第35話 リアム、高揚する

 ────翌日の朝。


「おはようございます!リディアさん!メリアさん!」


 目を覚ますと、僕よりも先に起きて活動を始めていた二人に向けて元気に朝の挨拶をした。


「おはようございます、リアムさん」

「……おはよう、リアムくん」


 そう挨拶を返してくれた二人だったけど────メリアさんの様子が、どこかおかしいような気がする。


「メリアさん……?どうかなされましたか……?」


 いつもより元気が無い、というか、暗いというか……とにかくメリアさんの様子がいつもと違ったため僕がそう聞くと、メリアさんが大きな声で言った。


「どうもこうも!私は昨日リアムくんとえっちなことする気満々だったのに、それができなかったからこの感情をどこにぶつけていいのかわからなくなってるの!」

「え!?」


 僕がその発言に驚いていると、リディアさんがメリアさんに向けて呆れた様子で言った。
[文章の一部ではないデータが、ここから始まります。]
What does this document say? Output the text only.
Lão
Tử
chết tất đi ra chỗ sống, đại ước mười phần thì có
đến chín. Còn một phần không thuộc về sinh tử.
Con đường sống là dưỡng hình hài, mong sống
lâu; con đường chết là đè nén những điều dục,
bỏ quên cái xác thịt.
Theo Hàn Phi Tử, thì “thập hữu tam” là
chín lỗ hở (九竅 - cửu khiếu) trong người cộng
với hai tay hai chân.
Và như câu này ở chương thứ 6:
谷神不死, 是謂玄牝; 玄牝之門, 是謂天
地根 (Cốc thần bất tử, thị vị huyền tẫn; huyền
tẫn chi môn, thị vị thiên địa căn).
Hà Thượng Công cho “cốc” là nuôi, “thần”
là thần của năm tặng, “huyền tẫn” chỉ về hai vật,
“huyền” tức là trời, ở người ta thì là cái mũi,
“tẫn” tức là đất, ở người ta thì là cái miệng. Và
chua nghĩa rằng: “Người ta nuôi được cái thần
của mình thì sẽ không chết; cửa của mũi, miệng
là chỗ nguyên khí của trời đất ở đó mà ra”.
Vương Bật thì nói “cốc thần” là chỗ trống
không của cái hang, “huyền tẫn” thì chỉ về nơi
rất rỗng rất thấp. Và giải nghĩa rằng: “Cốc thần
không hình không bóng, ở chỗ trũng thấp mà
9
「全く、昨日は巨大樹の一件でリアムさんもお疲れでしょうからということで話が付いたではありませんか」

「そんなこと言って、リディアちゃんだって本当はリアムくんとそういうことしたかったけど出来なくて、変な感じになってるんじゃないの?」

「っ……!」


 そう指摘されたリディアさんは、顔を俯けると小さな声で言った。


「それは……まだ、私にはリアムさんに釣り合うほどの女性としての魅力が無かったということで、納得しています」

「え、え!?ちょ、ちょっと待ってください!僕、リディアさんやメリアさんに魅力が無いからっていう理由で昨日お二人とそういうことをしなかったんじゃなくて……」


 ただ、二人のどちらかを選ぶことができなくて、かと言って三人でするなんていうのも恥ずかしいからしなかっただけで……でも、どちらにしても、僕がリディアさんとメリアさん────はわからないけど、少なくともリディアさんのことを傷付けてしまったのは事実だ。


「……」


 リディアさんは優しくて、綺麗で、強い人で、僕のことを思ってくれていて……そんなリディアさんのことを、女性として魅力的だと思わないはずがない。

 だから……もし次にそういう機会があったら、その時はリディアさんと────


「まぁ、こういう話は朝にするものじゃなくて夜にするものだから、ひとまず今から次の私たちの目的地を決めたいんだけど……リアムくんの元々の予定だと、どこに行くつもりだったの?」


 僕がそんなことを考えていると、メリアさんがそういう話ではなく通常の大事な話に話題と雰囲気を切り替えたため、僕は聞かれたことに答える。


「次は、魔族の国に行くつもりでした」


 そう答えると、メリアさんが明るい声で言った。


「だったらちょうど良いね!私も、もちろんリアムくんの意思が一番大事だけど、できたら魔族の国に行きたいって思ってたから」

「え……?どうしてですか?」

「ほら、リアムくんの元パーティーメンバー……とかいうのもおこがましいけど、そいつらが魔族の英雄になるなんてバカなこと言ってたんでしょ?加えて、あれだけのモンスターを突如マギアトスに呼び寄せられるのなんて魔族のやつぐらいだから、簡単に言うと────エルフの国を滅ぼそうとしたやつに、もう二度とエルフの国を滅ぼそうなんて気が起きないようにしてあげようと思って」


 メリアさんがそう告げると、この部屋の空気が一瞬揺らいだ。

 それに対して、リディアさんが言う。


「確かに、その輩がまたいつこのエルフの国へ侵攻して来るかわかりませんし、その前にこちらから仕掛けるというのは賢い選択ですね」

「でしょ〜?で、リアムくんはどうして魔族の国に行こうと思ってたの?」

「僕の旅の目的は、もともとゼインさんたちに力量不足と言われてパーティーを追放されたので修行しようという目的で、魔族の国ではとても強い女帝さんが一対一で戦ってくださるという催し事があるみたいなんです」

「力量不足、ね……本当、よくあんな奴らがリアムくんに力量不足なんて言えたよね……それはそれとして、確かにその催し事は楽しそうだね」

「はい、彼らにもう一度会うことがあれば八つ裂きにしますが、それはそれとして魔族の国の女帝が一対一で戦ってくださるというのは、確かに修行としてとても良さそうですね」

「っ!ですよね!僕もそう思ったんです!」


 リディアさんが僕の言葉に賛同してくれたため、嬉しくなって元気にそう答えると、メリアさんが言った。


「だったら、早速魔族の国に行く準備始めよっか!」

「はい!」

「はい」


 こうして、僕たちは宿を出ると、早速魔族の国へ行くための準備を始めた。

 新しくメリアさんを仲間に加えて、より賑やかになった三人での旅を想像すると、僕は気持ちを高揚させずには居られなかった。